If you are using Cymbalta for a long period, withdrawal symptoms may range from mild to severe and can linger for several weeks following discontinuation of the drug. In some instances, it can take around 6 to 8 weeks to safely discontinue treatment on this medication.
The potential for severe withdrawal is one reason why doctors will urge you to adhere to their strict dosage instructions and not suddenly stop taking the medication at any stage during treatment.
Discontinuation should only be done through the advice of a medical doctor recommending the treatment. It is more than likely that your doctor will ease your system off the medication in a gradual discontinuation process (tapering), reducing the risk of severe withdrawal side-effects.
Discontinuation syndrome may be alarming to experience as symptoms can often mimic those of a mental illness.
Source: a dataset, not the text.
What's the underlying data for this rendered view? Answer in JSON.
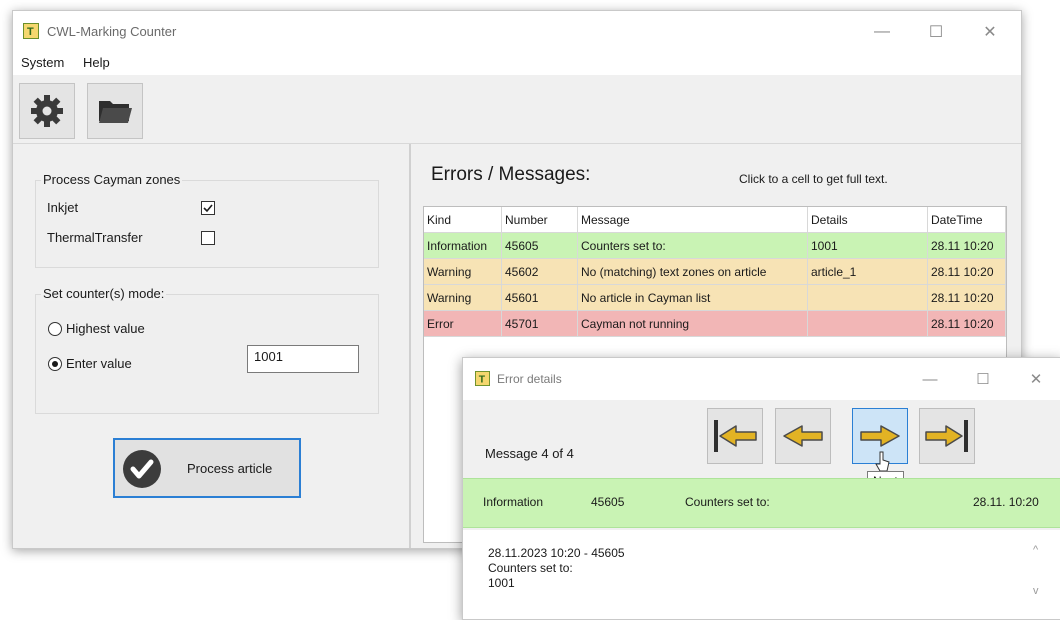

It is strongly advised not to discontinue the medication treatment on your own (out of fear) for this reason too, especially if the drug was prescribed for major depressive symptoms. During discontinuation, your doctor will want to monitor symptoms to determine those associated with withdrawal, as well as perhaps those linked to the original medical condition undergoing treatment.
Your doctor will closely monitor and guide you through your treatment on this medication. If at any stage, you feel uncomfortable or concerned, consult your doctor for advice and guidance.